D’autres éléments viennent appuyer la requête du demandeur. On cite notamment le témoignage, à la barre, de l’entrepreneur chargé de la construction de la villa. Il y certifie avoir reçu des virements du mari au fur et à mesure des travaux.
Des déclarations réfutées par la défenderesse, qui affirme avoir financé le bien par son "argent personnel tiré d’un héritage et de différents crédits à la consommation". Elle reconnaît à son ex-mari "un effort physique à travers le suivi du chantier", mais aucune contribution pécuniaire.
Que vaut une parole contre une autre ? Le tribunal n’en est pas resté aux dires des protagonistes.

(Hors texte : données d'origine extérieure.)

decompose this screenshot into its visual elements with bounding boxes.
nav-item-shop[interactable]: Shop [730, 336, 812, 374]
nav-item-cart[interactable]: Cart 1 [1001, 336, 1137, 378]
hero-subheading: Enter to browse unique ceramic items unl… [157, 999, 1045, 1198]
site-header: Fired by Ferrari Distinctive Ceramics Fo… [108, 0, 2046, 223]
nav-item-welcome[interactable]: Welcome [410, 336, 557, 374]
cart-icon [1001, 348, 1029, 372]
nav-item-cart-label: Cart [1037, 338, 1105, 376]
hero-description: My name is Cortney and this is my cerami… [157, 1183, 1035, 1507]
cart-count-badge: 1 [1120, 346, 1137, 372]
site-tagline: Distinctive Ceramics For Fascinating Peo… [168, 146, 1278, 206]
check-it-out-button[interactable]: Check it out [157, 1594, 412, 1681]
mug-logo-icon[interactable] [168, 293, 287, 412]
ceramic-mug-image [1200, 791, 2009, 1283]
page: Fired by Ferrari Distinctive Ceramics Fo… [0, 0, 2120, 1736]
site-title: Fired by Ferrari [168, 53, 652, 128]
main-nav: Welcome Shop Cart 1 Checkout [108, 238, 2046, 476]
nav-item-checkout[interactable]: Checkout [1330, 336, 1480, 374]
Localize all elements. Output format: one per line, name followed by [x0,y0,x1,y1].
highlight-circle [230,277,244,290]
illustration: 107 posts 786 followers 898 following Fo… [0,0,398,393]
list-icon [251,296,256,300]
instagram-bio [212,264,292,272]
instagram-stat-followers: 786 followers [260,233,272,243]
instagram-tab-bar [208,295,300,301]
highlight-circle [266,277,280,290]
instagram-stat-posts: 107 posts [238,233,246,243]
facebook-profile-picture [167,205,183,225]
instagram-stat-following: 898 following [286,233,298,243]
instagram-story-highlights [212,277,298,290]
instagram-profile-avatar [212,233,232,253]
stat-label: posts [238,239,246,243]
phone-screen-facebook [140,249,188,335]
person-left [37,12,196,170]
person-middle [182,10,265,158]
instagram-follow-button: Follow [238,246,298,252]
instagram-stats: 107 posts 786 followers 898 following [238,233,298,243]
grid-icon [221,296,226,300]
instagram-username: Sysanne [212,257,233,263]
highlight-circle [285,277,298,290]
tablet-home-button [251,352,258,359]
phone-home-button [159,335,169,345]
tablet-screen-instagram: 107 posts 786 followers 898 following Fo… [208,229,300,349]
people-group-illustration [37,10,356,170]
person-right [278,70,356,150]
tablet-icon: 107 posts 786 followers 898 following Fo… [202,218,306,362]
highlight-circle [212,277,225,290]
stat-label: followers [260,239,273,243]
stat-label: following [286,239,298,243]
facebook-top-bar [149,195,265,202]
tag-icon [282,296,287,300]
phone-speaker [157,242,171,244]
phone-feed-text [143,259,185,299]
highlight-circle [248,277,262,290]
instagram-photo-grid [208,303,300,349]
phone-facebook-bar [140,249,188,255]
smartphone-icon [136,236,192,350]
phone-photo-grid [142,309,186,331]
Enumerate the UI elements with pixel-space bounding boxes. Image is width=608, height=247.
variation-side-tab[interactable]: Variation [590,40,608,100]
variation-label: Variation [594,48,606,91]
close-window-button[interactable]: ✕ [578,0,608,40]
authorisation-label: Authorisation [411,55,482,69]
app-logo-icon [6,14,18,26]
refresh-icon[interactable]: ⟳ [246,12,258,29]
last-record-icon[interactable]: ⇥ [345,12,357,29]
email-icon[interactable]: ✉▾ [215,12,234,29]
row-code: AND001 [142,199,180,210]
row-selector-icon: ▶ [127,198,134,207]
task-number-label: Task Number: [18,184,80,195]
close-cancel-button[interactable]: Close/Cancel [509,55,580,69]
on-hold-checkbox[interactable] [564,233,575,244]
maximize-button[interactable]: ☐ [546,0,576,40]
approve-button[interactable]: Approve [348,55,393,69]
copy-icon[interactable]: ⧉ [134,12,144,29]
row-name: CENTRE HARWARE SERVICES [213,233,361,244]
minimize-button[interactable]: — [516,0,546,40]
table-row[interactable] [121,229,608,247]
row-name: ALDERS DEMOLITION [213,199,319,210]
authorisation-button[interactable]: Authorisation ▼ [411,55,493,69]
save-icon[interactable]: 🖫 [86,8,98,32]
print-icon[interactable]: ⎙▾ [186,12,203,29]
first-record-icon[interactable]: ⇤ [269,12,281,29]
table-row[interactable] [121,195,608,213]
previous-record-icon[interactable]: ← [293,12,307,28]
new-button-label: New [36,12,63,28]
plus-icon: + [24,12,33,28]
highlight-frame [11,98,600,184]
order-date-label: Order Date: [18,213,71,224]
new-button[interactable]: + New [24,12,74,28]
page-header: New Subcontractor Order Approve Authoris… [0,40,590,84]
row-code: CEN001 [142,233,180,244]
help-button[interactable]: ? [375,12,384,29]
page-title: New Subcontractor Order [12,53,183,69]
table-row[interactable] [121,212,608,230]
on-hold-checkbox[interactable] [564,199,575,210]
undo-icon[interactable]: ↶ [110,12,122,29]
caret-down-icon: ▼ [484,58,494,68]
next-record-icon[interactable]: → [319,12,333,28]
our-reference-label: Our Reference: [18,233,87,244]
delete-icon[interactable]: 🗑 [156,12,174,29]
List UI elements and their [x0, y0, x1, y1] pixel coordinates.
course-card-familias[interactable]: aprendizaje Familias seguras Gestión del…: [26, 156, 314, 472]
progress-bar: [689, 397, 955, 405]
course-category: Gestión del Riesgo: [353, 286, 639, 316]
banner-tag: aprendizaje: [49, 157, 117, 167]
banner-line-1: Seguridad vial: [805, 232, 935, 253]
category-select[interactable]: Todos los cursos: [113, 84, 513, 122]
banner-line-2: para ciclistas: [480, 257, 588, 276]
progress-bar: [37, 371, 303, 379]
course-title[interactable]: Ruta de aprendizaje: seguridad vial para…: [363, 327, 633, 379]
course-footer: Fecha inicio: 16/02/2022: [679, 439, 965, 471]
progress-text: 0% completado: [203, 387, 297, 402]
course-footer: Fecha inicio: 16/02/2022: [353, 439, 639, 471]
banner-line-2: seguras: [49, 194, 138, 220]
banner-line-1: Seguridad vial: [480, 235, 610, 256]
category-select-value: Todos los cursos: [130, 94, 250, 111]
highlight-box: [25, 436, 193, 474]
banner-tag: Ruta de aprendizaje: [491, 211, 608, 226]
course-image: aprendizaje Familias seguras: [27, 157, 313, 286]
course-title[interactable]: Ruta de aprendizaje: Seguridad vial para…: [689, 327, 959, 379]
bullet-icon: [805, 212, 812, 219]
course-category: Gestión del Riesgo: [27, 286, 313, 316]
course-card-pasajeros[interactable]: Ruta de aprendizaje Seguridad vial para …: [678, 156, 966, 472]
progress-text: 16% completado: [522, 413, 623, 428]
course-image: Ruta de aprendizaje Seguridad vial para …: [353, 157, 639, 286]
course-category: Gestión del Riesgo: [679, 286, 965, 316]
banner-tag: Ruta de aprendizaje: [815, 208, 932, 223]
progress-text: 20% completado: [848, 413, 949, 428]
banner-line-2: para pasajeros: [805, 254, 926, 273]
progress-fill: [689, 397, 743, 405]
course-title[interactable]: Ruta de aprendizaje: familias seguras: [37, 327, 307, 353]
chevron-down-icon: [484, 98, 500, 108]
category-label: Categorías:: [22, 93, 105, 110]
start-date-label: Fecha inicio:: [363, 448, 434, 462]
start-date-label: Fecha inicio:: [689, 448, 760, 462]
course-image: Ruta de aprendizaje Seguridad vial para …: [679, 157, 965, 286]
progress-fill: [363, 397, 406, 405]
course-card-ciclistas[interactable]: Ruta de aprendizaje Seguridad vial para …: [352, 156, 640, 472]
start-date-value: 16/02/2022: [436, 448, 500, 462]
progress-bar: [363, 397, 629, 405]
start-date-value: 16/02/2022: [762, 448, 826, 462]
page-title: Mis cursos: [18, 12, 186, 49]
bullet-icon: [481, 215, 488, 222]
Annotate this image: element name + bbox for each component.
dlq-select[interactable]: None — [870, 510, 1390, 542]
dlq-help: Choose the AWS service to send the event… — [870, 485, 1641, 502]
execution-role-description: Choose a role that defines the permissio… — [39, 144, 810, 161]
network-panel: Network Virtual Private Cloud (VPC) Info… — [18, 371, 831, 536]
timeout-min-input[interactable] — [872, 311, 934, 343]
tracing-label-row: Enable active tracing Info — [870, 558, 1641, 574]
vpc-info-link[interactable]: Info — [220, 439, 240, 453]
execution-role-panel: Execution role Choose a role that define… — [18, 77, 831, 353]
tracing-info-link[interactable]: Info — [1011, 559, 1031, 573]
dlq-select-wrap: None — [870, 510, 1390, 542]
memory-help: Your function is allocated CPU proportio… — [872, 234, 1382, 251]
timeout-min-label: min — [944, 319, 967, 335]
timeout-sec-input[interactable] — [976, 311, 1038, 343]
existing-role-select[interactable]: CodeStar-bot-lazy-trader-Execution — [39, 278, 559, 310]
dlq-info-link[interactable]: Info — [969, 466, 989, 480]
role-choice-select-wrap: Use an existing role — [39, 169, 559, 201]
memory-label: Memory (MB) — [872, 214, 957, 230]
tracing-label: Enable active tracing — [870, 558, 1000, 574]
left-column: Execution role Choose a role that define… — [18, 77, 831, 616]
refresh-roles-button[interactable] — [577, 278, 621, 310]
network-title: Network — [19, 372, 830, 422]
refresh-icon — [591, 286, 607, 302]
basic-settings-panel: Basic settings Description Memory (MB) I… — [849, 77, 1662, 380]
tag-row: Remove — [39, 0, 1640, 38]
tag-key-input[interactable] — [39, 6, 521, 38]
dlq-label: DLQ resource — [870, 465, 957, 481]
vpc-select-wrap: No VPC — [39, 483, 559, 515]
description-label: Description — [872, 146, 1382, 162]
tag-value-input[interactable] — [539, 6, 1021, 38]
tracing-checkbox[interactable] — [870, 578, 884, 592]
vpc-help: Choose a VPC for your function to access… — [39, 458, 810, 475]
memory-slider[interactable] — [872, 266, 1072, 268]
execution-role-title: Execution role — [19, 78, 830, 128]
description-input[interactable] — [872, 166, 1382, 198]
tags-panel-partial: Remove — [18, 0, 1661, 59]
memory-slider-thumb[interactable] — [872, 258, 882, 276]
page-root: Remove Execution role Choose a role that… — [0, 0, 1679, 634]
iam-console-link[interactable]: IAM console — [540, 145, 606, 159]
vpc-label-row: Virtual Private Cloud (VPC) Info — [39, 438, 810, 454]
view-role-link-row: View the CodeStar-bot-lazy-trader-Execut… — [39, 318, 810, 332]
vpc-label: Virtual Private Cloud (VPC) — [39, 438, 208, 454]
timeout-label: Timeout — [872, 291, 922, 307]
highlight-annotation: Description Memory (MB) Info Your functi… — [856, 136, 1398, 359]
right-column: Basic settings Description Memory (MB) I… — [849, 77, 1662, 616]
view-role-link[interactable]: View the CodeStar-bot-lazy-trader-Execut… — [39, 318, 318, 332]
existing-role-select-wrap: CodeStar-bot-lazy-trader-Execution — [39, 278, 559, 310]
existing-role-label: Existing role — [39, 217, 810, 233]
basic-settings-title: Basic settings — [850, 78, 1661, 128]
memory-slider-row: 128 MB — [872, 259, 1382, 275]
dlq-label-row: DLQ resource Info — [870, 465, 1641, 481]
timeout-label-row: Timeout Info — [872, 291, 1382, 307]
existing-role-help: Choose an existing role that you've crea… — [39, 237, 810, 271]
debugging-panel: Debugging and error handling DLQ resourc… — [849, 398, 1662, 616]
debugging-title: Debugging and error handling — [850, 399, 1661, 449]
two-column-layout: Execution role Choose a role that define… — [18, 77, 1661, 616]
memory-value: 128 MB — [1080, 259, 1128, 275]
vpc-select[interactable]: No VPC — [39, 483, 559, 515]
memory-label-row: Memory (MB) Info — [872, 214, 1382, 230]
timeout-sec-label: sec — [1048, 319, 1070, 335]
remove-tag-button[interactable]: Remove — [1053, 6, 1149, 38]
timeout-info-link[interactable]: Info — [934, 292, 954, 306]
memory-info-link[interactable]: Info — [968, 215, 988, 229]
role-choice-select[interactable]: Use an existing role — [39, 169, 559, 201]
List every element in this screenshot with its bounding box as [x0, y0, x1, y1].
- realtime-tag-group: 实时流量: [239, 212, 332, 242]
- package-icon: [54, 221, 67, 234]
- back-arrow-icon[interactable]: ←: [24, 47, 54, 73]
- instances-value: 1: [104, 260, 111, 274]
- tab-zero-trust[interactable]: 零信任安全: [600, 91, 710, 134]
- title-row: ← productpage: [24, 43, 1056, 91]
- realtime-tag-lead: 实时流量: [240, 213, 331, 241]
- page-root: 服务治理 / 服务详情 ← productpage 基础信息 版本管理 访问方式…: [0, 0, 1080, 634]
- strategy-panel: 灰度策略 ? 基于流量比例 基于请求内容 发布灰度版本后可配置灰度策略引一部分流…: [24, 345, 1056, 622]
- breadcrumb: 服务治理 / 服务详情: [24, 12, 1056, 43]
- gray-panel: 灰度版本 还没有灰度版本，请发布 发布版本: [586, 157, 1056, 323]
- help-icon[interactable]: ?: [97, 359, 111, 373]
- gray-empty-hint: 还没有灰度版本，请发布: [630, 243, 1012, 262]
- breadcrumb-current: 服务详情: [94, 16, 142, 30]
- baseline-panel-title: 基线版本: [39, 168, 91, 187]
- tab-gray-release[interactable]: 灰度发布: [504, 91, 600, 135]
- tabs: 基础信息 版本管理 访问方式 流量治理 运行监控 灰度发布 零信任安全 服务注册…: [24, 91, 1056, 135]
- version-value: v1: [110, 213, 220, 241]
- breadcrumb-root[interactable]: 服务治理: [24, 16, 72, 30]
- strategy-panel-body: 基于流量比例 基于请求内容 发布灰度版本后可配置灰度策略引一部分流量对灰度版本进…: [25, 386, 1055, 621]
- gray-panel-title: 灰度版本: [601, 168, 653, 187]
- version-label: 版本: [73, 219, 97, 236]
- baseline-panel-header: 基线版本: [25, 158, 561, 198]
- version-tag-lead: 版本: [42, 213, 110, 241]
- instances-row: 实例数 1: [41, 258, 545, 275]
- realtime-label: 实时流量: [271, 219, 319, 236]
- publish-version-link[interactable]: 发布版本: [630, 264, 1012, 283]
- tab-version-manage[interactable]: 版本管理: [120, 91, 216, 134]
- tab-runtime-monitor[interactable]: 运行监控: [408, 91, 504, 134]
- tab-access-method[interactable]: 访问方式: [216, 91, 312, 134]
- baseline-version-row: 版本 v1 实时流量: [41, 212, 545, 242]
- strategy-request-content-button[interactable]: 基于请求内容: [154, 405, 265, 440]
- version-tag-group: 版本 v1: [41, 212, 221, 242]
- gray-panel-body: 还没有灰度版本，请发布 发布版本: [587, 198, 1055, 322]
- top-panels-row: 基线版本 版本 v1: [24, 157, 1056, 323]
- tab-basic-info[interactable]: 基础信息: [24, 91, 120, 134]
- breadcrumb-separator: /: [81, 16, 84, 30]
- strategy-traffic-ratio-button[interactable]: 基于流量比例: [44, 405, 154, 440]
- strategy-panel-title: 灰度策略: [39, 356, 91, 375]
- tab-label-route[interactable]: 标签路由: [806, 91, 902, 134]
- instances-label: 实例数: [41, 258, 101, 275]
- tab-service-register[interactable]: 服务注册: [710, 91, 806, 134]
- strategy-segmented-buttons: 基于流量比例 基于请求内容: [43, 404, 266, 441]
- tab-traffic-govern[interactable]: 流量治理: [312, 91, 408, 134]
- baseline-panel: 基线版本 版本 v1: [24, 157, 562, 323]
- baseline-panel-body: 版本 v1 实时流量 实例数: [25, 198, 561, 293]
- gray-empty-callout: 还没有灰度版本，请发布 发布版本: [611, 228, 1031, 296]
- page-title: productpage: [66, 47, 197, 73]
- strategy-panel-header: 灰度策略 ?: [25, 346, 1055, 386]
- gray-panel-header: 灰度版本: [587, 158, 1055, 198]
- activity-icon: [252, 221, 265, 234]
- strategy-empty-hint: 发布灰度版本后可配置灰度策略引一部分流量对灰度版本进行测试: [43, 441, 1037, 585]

Ordonnée durant le procès, une expertise judiciaire a livré des données comptables prouvant "que le prix du terrain ainsi que les dépenses des travaux de construction ont été payés à travers le compte bancaire du mari".
Quant aux frais de notaire, l’expert n’a pas pu établir laquelle des parties a été à l’origine du financement.
Voici pour les faits. Venons-en au droit. "Le fait qu'il n'y ait pas d'accord concernant la gestion des biens acquis pendant le mariage n'empêche pas l'un des époux de prouver les efforts qu'il a fournis ou la charge qu'il a assumée pour le développement des biens familiaux et de réclamer sa part", estime le tribunal, en citant une jurisprudence de la Cour de cassation.
Dans cette affaire, les juges estiment que la contribution du demandeur a été suffisamment probante pour lui accorder la moitié de la propriété dans la villa objet du litige.